Jumaa Abdullah Bouzid, a former advisor at the Libyan Supreme Court, has issued a stark warning that Libya could be heading towards a comprehensive financial collapse, similar to those experienced by Iraq and Lebanon. This comes in light of what he described as “random economic decisions,” following the Libyan dinar’s depreciation by 13.3% against foreign currencies—a decision implemented on April 6, 2025, by the Central Bank of Libya’s Board of Directors under Resolution No. 18.
In a Facebook post, Bouzid questioned, “Is Libya on the path to financial collapse?” He noted that this recent depreciation marks the third of its kind since 2021, which has led to a dinar rate of 5.5677 to the US dollar, escalating prices drastically and increasing the burden on Libyan citizens.
Bouzid cited the stark increase in basic commodity prices, stating, “In 2010, the price of a kilo of meat was ten dinars, and we thought it was expensive. Today, it has reached ninety dinars and might soon hit one hundred.” He attributed this inflation to corruption, mismanagement, and hastily made economic decisions without thorough studies.
According to Bouzid, the apparent aim of these devaluations seems only to “cover the public debt deficit” incurred by wasteful policies not based on realistic budgets, such as funding free Hajj expenses worth $300 million and allocating two billion dinars for a marriage support fund without providing jobs or housing for young people, alongside repeated salary increases.
Recalling his university studies on “spiral inflation,” Bouzid described it as an inevitable result of “printing money without backing,” predicting that Libya is following the tragic historical precedents set by countries like Egypt, Iraq, and Italy, where currencies collapsed and trust in financial institutions vanished.
“The value of the currency is not just a number in the market; it directly reflects the economic strength and political stability of a state.
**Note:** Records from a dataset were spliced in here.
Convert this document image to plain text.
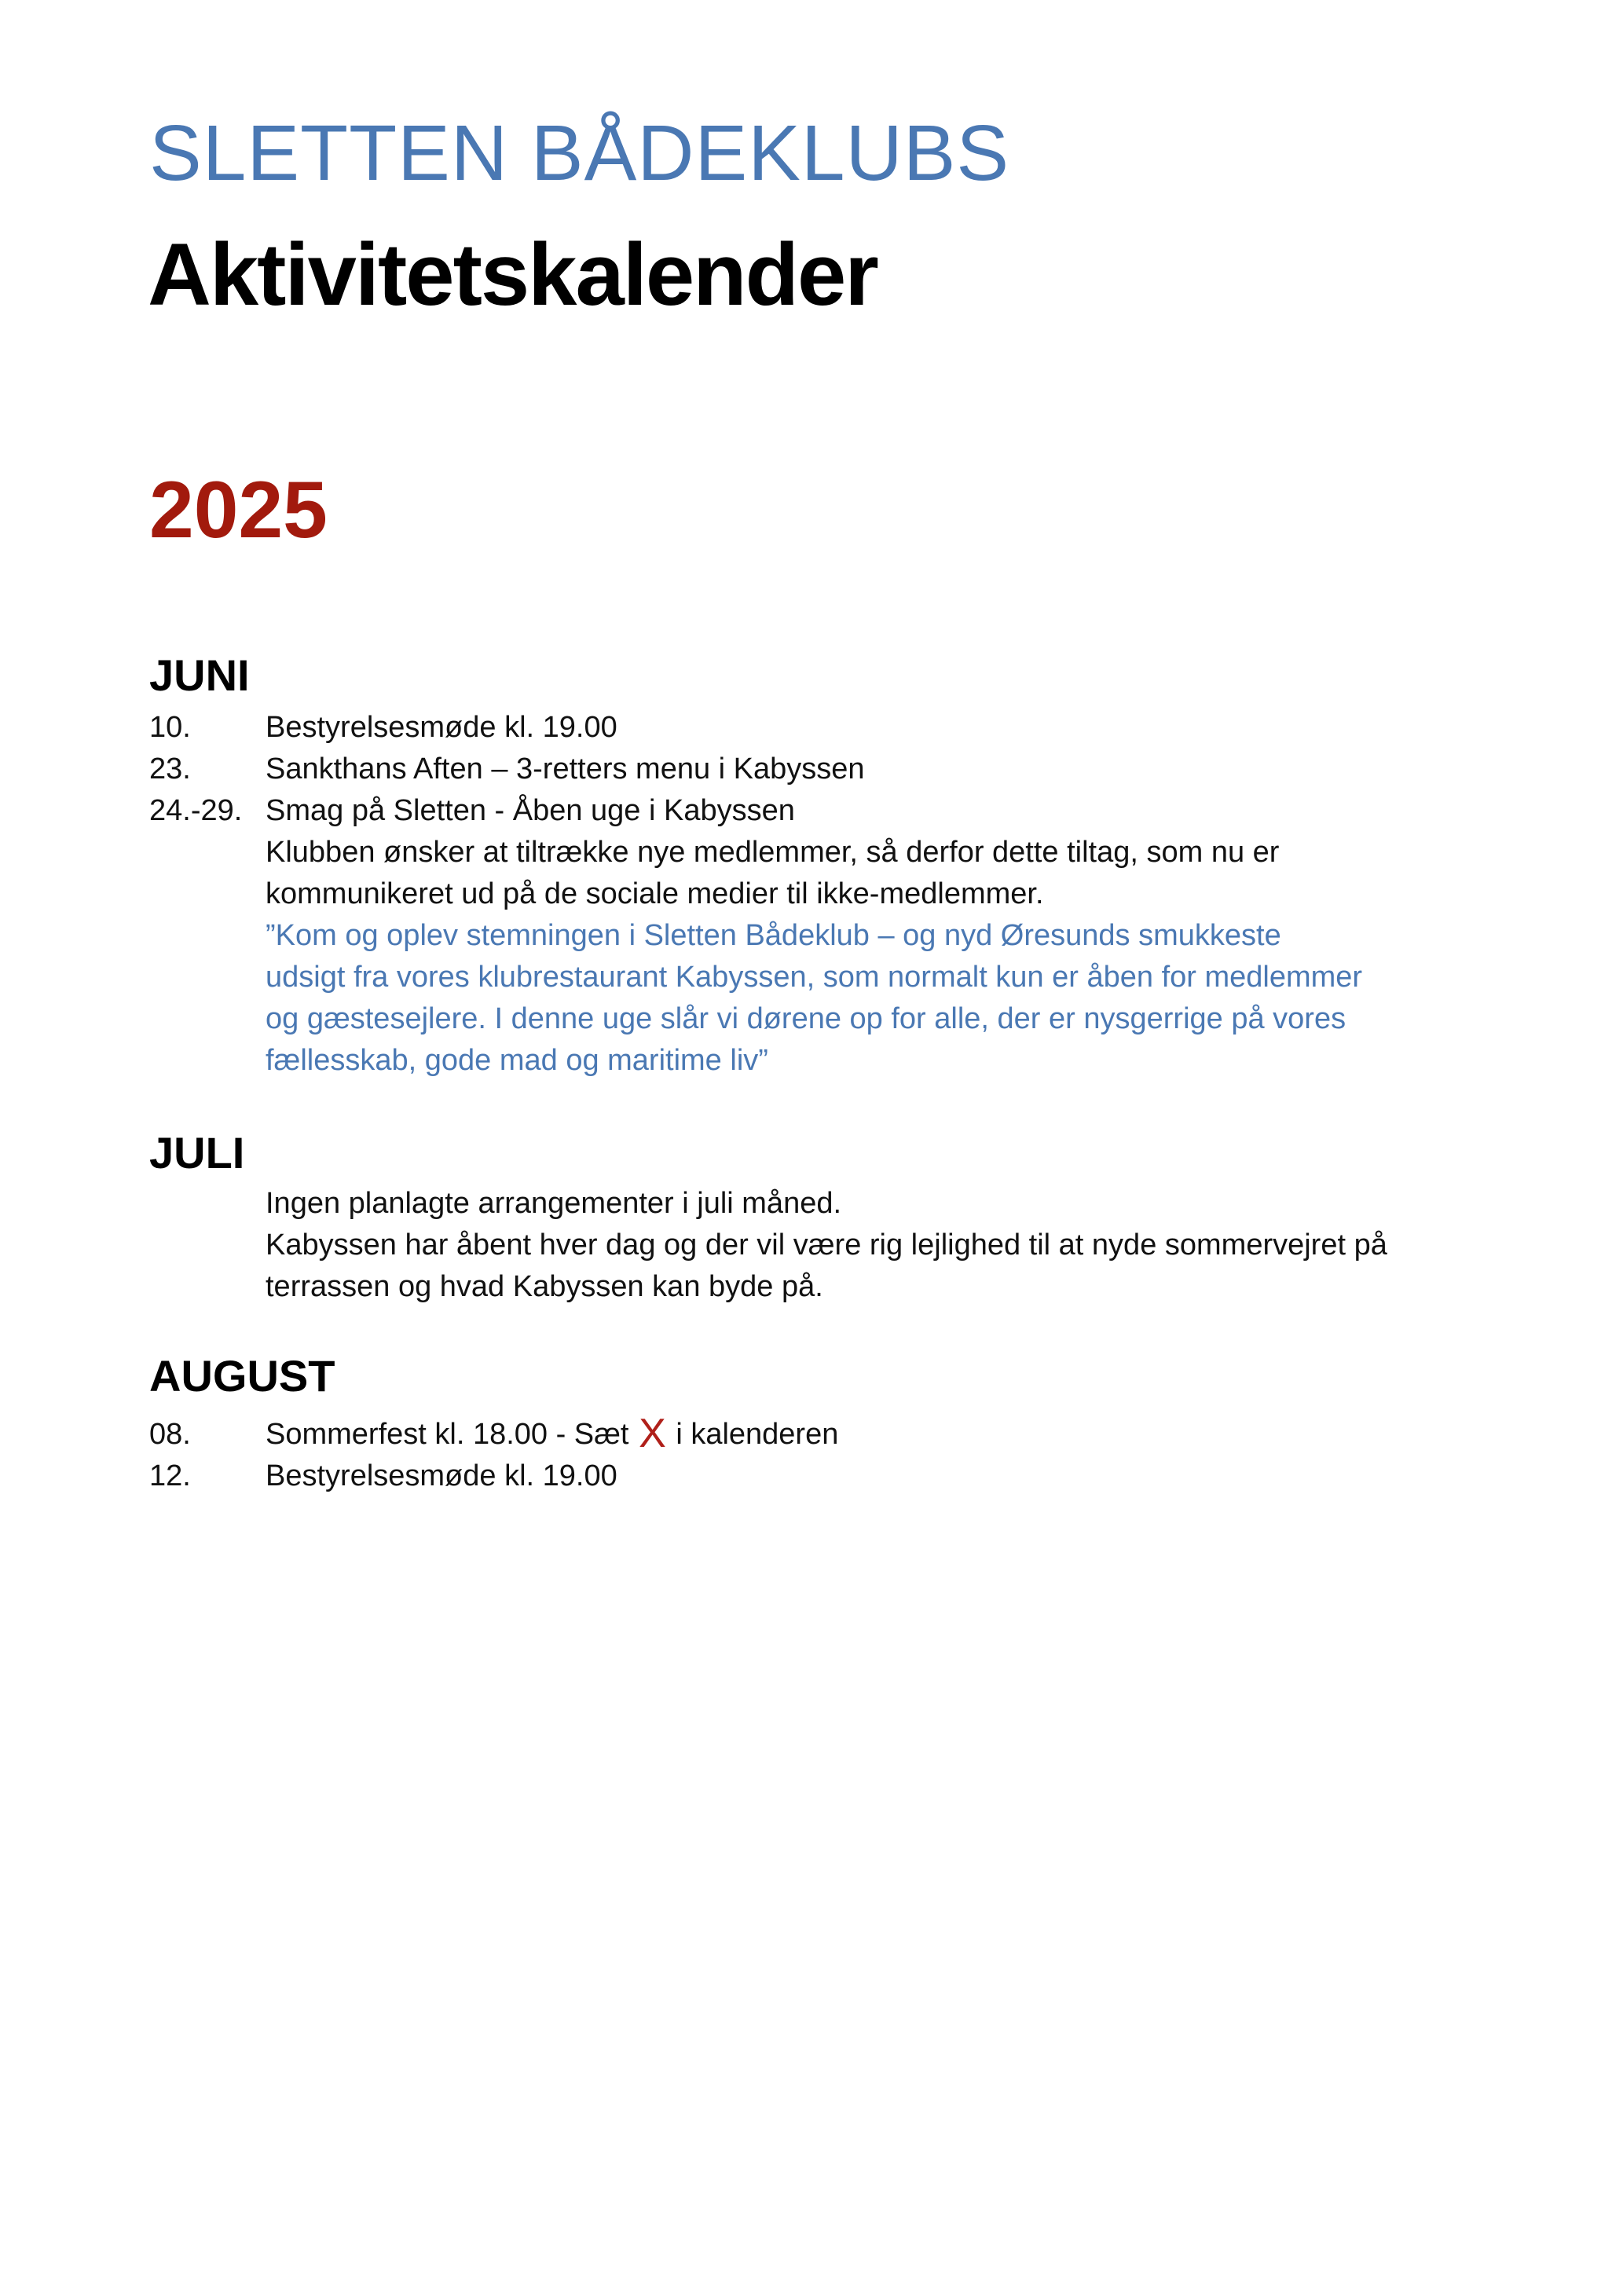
SLETTEN BÅDEKLUBS
Aktivitetskalender
2025
JUNI
10.	Bestyrelsesmøde kl. 19.00
23.	Sankthans Aften – 3-retters menu i Kabyssen
24.-29. Smag på Sletten - Åben uge i Kabyssen
Klubben ønsker at tiltrække nye medlemmer, så derfor dette tiltag, som nu er
kommunikeret ud på de sociale medier til ikke-medlemmer.
”Kom og oplev stemningen i Sletten Bådeklub – og nyd Øresunds smukkeste
udsigt fra vores klubrestaurant Kabyssen, som normalt kun er åben for medlemmer
og gæstesejlere. I denne uge slår vi dørene op for alle, der er nysgerrige på vores
fællesskab, gode mad og maritime liv”
JULI
Ingen planlagte arrangementer i juli måned.
Kabyssen har åbent hver dag og der vil være rig lejlighed til at nyde sommervejret på
terrassen og hvad Kabyssen kan byde på.
AUGUST
08.	Sommerfest kl. 18.00 - Sæt X i kalenderen
12.	Bestyrelsesmøde kl. 19.00
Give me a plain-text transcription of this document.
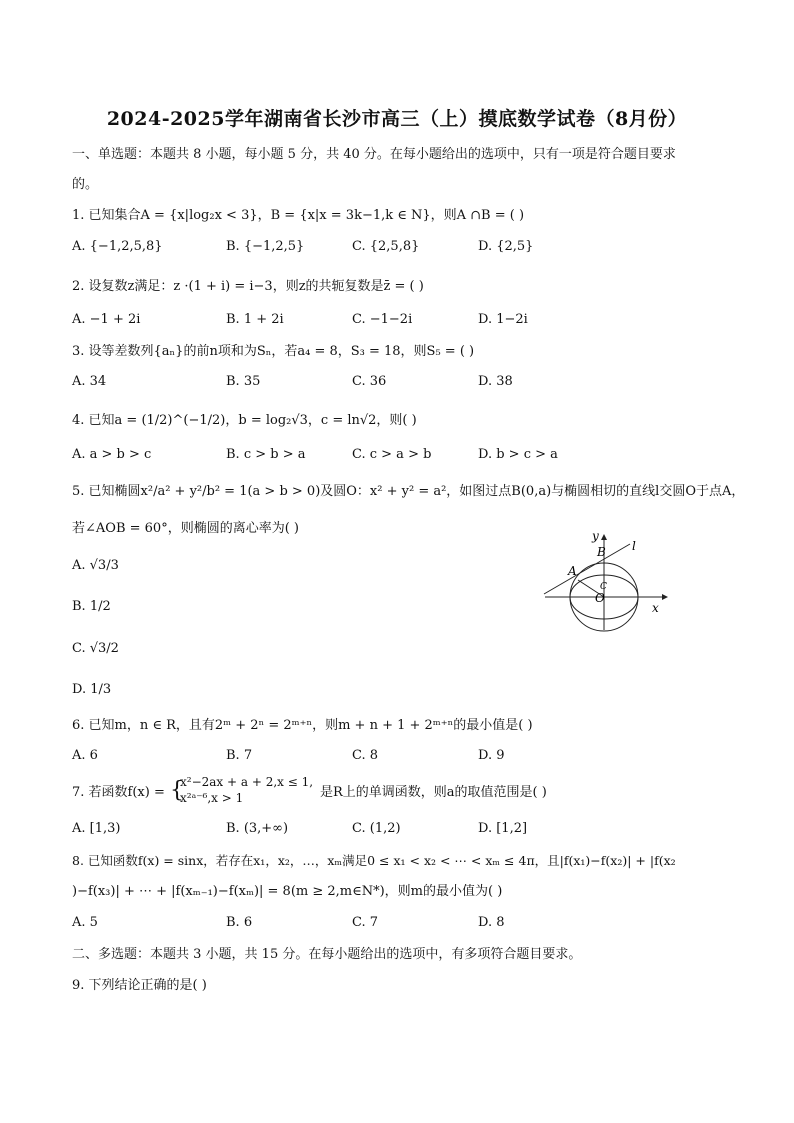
2024-2025学年湖南省长沙市高三（上）摸底数学试卷（8月份）
一、单选题：本题共 8 小题，每小题 5 分，共 40 分。在每小题给出的选项中，只有一项是符合题目要求
的。
1. 已知集合A = {x|log₂x < 3}，B = {x|x = 3k−1,k ∈ N}，则A ∩B = ( )
A. {−1,2,5,8}	B. {−1,2,5}	C. {2,5,8}	D. {2,5}
2. 设复数z满足：z ·(1 + i) = i−3，则z的共轭复数是z̄ = ( )
A. −1 + 2i	B. 1 + 2i	C. −1−2i	D. 1−2i
3. 设等差数列{aₙ}的前n项和为Sₙ，若a₄ = 8，S₃ = 18，则S₅ = ( )
A. 34	B. 35	C. 36	D. 38
4. 已知a = (1/2)^(−1/2)，b = log₂√3，c = ln√2，则( )
A. a > b > c	B. c > b > a	C. c > a > b	D. b > c > a
5. 已知椭圆x²/a² + y²/b² = 1(a > b > 0)及圆O：x² + y² = a²，如图过点B(0,a)与椭圆相切的直线l交圆O于点A，
若∠AOB = 60°，则椭圆的离心率为( )
A. √3/3
B. 1/2
C. √3/2
D. 1/3
y
x
B l
A
O
C
6. 已知m，n ∈ R，且有2ᵐ + 2ⁿ = 2ᵐ⁺ⁿ，则m + n + 1 + 2ᵐ⁺ⁿ的最小值是( )
A. 6	B. 7	C. 8	D. 9
7. 若函数f(x) = {
x²−2ax + a + 2,x ≤ 1,
x²ᵃ⁻⁶,x > 1	是R上的单调函数，则a的取值范围是( )
A. [1,3)	B. (3,+∞)	C. (1,2)	D. [1,2]
8. 已知函数f(x) = sinx，若存在x₁，x₂，…，xₘ满足0 ≤ x₁ < x₂ < ⋯ < xₘ ≤ 4π，且|f(x₁)−f(x₂)| + |f(x₂
)−f(x₃)| + ⋯ + |f(xₘ₋₁)−f(xₘ)| = 8(m ≥ 2,m∈N*)，则m的最小值为( )
A. 5	B. 6	C. 7	D. 8
二、多选题：本题共 3 小题，共 15 分。在每小题给出的选项中，有多项符合题目要求。
9. 下列结论正确的是( )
When the currency value collapses, the imbalance extends beyond numbers and becomes a comprehensive threat to social stability,” he added.
Bouzid compared Libya’s situation with that of Iraq and Lebanon, noting that the Iraqi dinar was one of the strongest currencies in the region in the 1980s, trading at over $3.3, before it plummeted following wars and sanctions to over 1500 dinars per dollar, leading to a thriving black market and a collapse in bank trust.
In Lebanon, he observed, the economy experienced one of the worst financial collapses in modern times, with the Lebanese pound dropping from 1500 to the dollar to over 100,000 due to corruption, a fragile financial system, and continuous borrowing without genuine reform.
Bouzid concluded his post with a clear warning that Libya is beginning to exhibit the same signs of collapse, in the absence of substantial reforms and continued reliance on oil as the sole income source, questioning, “Are we on the verge of a financial collapse that could exceed those seen in Iraq and Lebanon? I am not optimistic… and we pray to God to spare our country from a financial disaster that would be a gateway to chaos, looting, and organised crime.”